Chinese memory semiconductor company Changxin Memory (CXMT) produces DRAM using a 19nm process at its Hefei plant and is preparing to upgrade to a 17nm process in the second half of this year. GigaDevice also began mass production of DDR4 DRAM using a 19nm process from June.
To respond to U.S. semiconductor equipment export restrictions, China is purchasing large quantities of used equipment from Japan and developing its own semiconductor equipment technology. Shanghai Micro Electronics Equipment (SMEE) plans to release lithography equipment capable of 28nm production by the end of this year and is reportedly preparing to launch 14nm equipment by 2022.
Christopher Taylor, a researcher at Strategy Analytics, said, "I believe China will succeed in domesticating its own 14nm equipment by 2022," adding, "Although 14nm chips are not cutting-edge, they are widely used in many low-cost smartphones and other devices, and over 95% of currently consumed semiconductors are produced at 14nm process or above."
South Korea's Response Caught Between the U.S. and China... Ultimately 'Technological Capability'
As the U.S.-China hegemony battle intensifies in the global semiconductor market, concerns are also raised about South Korea's semiconductor industry caught in the middle.
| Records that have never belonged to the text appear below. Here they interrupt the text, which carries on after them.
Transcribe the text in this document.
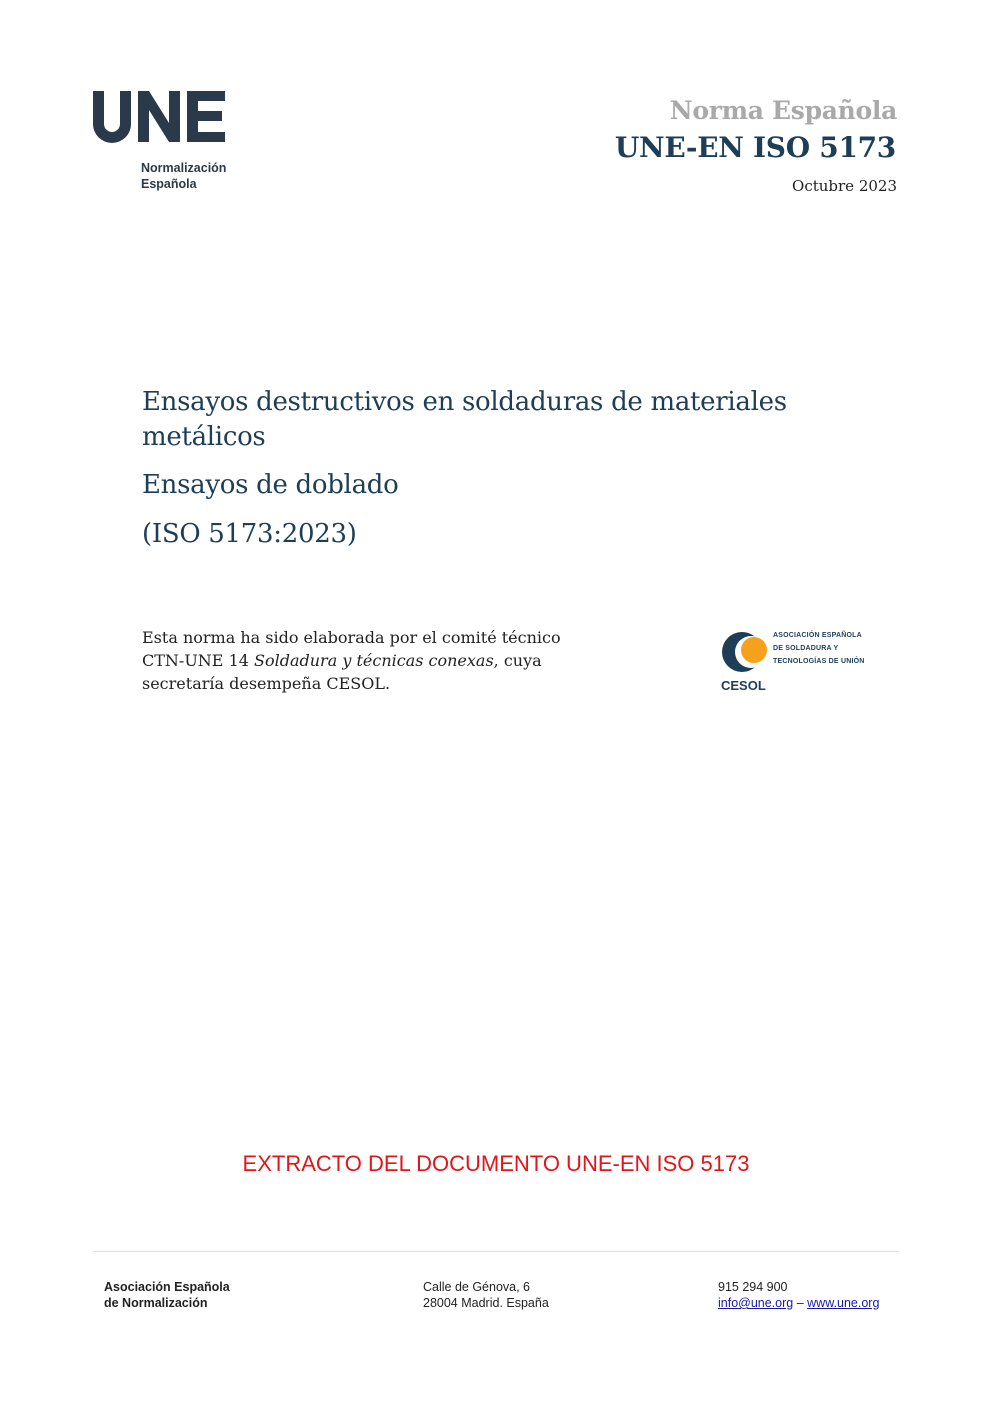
Normalización
Española
Norma Española
UNE-EN ISO 5173
Octubre 2023
Ensayos destructivos en soldaduras de materiales
metálicos
Ensayos de doblado
(ISO 5173:2023)
Esta norma ha sido elaborada por el comité técnico
CTN-UNE 14 Soldadura y técnicas conexas, cuya
secretaría desempeña CESOL.
ASOCIACIÓN ESPAÑOLA
DE SOLDADURA Y
TECNOLOGÍAS DE UNIÓN
CESOL
EXTRACTO DEL DOCUMENTO UNE-EN ISO 5173
Asociación Española
de Normalización
Calle de Génova, 6
28004 Madrid. España
915 294 900
info@une.org – www.une.org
Experts say that in the short term, attention should be paid to the negative impact of U.S. sanctions on China on our industry, but in the long term, it is also necessary to check China's accelerating technological innovation.
They also emphasize that as U.S.-China conflicts deepen, pressure to choose between the two will increase, and securing 'advanced technological capabilities' is most important for South Korea's proactive decision-making.
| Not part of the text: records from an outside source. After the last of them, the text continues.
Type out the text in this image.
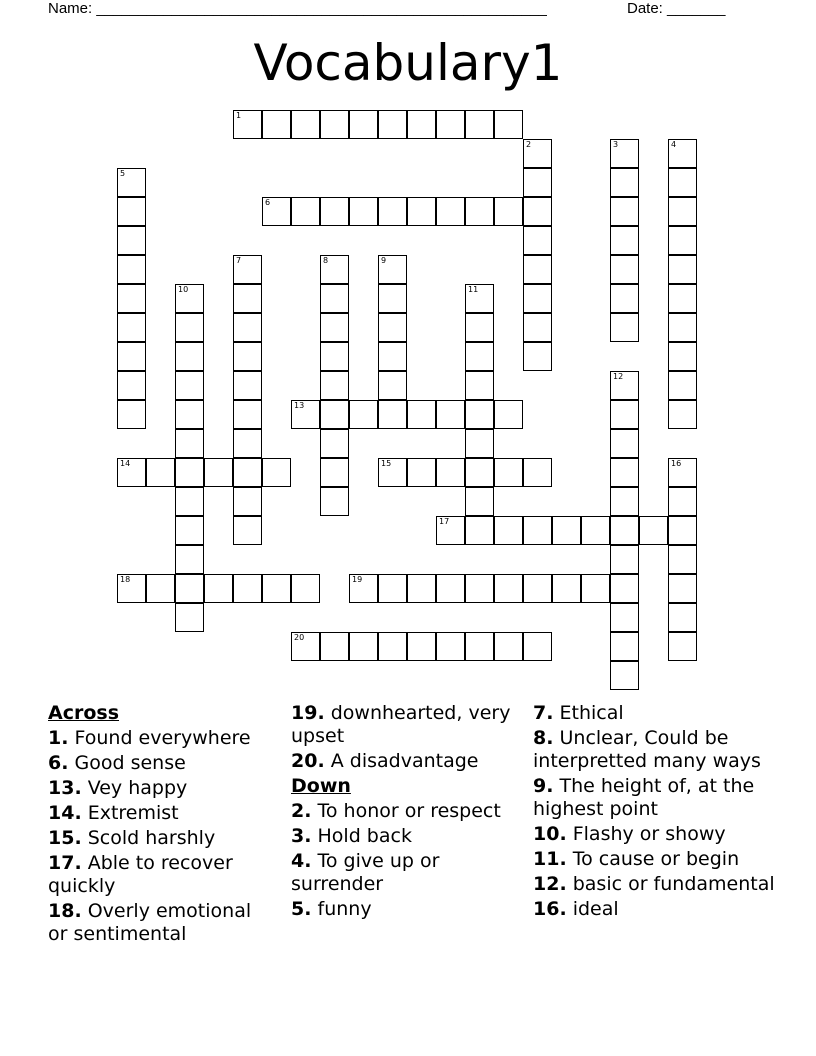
Name: ______________________________________________________	Date: _______
Vocabulary1
1
2	3	4
5
6
7	8	9
10	11
12
13
14	15	16
17
18	19
20
Across
1. Found everywhere
6. Good sense
13. Vey happy
14. Extremist
15. Scold harshly
17. Able to recover quickly
18. Overly emotional or sentimental
19. downhearted, very upset
20. A disadvantage
Down
2. To honor or respect
3. Hold back
4. To give up or surrender
5. funny
7. Ethical
8. Unclear, Could be interpretted many ways
9. The height of, at the highest point
10. Flashy or showy
11. To cause or begin
12. basic or fundamental
16. ideal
Wonho Yeon, a senior researcher at the China Economy Division of the Korea Institute for International Economic Policy, said, "China's technological innovation productivity surpassed the U.S. as early as 2014 and is increasing productivity faster than South Korea," warning, "If we are overtaken by China even in innovation productivity, we will lose the opportunity to secure autonomous space for realizing national interests."
He added, "In an unpredictable changing trade order, developing our technological capabilities is the most important and urgent task," and "Ultimately, if we possess the 'technological capabilities' that the counterpart needs, we can also be respected."